July 13, 2026
Sketches, snobbery, and a clapback
An Englishwoman who sketched India before photography took hold
Before cameras, Emily Eden drew India — and the comments instantly turned messy
TLDR: Emily Eden documented India in the 1830s with unusually detailed sketches that are now being celebrated again in a Delhi exhibition. Commenters loved the history links and podcast recommendations, but the thread blew up when one ugly insult about modern India got instantly slammed as plain bigotry.
A 19th-century art story somehow delivered a full modern comment-section plot twist. The article spotlights Emily Eden, the English aristocrat who travelled across northern India in the 1830s and sketched everyone from princes and Sikh nobles to servants, fakirs and fellow travellers, years before photography became common. Her work, later published as Portraits of the Princes and People of India, is now back in the spotlight in a Delhi exhibition — and commenters were fascinated by how wide her gaze was, even if her politics were very much of the British Empire variety.
The warmer side of the thread was basically history nerds assembling at once. One commenter jumped in with extra Emily Eden facts and a handy Wikipedia link, while another said anyone intrigued by her should check out the Empire podcast episode on Afghanistan. Someone else compared her to explorer-artist Frederick Catherwood, which gave the whole discussion a "deep-cut museum fans in the wild" vibe.
Then came the chaos. One commenter swerved wildly from art history into a nasty jab about modern India, asking when it went from "mysticism" to "open landfill." That triggered the thread's sharpest clapback: "Bigotry does rot brains huh." And honestly, that one-line response became the emotional headline of the comments. So yes, Emily Eden's sketches impressed people — but the real drama was the community instantly splitting between thoughtful historical curiosity and ugly present-day prejudice, with zero patience from the crowd for the latter.
Key Points
- •Emily Eden travelled across northern India from 1836 to 1842 while accompanying her brother George Eden, the governor-general of India.

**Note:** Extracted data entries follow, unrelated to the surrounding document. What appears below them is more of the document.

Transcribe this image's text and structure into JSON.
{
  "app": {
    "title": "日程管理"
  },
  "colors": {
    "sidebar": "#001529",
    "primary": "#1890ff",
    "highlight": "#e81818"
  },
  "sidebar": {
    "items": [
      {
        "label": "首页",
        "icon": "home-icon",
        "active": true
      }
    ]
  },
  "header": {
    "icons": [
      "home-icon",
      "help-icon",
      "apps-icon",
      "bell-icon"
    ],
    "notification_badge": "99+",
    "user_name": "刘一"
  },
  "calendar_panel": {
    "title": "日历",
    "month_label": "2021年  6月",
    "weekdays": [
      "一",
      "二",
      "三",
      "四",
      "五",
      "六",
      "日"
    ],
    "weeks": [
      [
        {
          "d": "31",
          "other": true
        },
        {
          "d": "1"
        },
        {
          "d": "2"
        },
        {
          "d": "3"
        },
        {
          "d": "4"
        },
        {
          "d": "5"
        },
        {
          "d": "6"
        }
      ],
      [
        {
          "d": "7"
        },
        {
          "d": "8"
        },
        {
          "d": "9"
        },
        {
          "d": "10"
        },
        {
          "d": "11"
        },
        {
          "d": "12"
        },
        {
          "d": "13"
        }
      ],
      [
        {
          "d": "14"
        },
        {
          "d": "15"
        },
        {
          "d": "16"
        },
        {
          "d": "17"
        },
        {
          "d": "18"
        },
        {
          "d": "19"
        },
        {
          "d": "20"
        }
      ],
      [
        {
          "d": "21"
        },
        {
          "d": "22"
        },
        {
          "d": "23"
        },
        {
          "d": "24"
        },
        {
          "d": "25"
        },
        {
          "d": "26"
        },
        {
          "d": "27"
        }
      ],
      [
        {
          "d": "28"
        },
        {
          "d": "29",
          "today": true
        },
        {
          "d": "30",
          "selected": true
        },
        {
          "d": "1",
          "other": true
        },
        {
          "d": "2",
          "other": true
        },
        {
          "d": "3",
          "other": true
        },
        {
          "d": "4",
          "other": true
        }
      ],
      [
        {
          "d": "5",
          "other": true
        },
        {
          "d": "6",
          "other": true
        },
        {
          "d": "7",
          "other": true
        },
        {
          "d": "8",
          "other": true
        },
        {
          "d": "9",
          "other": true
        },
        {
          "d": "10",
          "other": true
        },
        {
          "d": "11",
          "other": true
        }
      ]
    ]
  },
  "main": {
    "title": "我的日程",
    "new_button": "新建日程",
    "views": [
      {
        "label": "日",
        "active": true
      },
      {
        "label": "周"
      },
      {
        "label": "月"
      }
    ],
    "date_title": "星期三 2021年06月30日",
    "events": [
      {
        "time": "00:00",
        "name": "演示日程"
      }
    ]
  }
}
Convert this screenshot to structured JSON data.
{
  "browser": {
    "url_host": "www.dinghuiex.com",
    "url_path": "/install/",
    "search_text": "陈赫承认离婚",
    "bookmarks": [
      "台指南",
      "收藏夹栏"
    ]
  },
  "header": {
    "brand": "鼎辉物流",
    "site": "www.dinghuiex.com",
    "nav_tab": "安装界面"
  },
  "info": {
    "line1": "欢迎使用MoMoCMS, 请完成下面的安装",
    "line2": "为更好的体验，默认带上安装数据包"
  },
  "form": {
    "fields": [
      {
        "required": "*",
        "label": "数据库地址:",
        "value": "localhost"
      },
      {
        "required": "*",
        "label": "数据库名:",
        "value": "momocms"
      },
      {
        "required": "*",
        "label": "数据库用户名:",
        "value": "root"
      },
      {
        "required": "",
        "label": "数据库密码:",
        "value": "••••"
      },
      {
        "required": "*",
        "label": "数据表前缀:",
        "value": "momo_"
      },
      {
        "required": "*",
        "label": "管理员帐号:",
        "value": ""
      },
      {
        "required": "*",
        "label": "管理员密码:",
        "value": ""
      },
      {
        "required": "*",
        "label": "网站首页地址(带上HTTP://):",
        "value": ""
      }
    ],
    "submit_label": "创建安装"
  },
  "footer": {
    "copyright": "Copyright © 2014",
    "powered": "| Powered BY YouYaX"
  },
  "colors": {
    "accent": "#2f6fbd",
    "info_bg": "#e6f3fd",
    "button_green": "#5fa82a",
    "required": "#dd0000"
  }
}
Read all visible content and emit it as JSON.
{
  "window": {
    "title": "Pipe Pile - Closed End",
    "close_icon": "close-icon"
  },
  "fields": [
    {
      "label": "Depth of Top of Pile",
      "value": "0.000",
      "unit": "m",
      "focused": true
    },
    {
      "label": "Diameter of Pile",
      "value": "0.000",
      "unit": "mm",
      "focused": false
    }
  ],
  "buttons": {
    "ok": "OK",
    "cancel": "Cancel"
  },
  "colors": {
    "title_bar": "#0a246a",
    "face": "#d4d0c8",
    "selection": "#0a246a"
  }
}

- •Her sketches of princes, attendants, nobles, travellers and other groups were published in 1844 as *Portraits of the Princes and People of India*.
- •A Delhi exhibition at DAG, curated by Mary Ann Prior, brings together the complete published series of hand-coloured lithographs based on Eden’s sketches.
- •The article says Eden’s work provides a rare visual record of people and places in India before photography became widely used, including the court of Maharaja Ranjit Singh.
- •Although praised for her observational skill and artistic range, Eden also viewed British rule through the lens of a colonial civilising mission.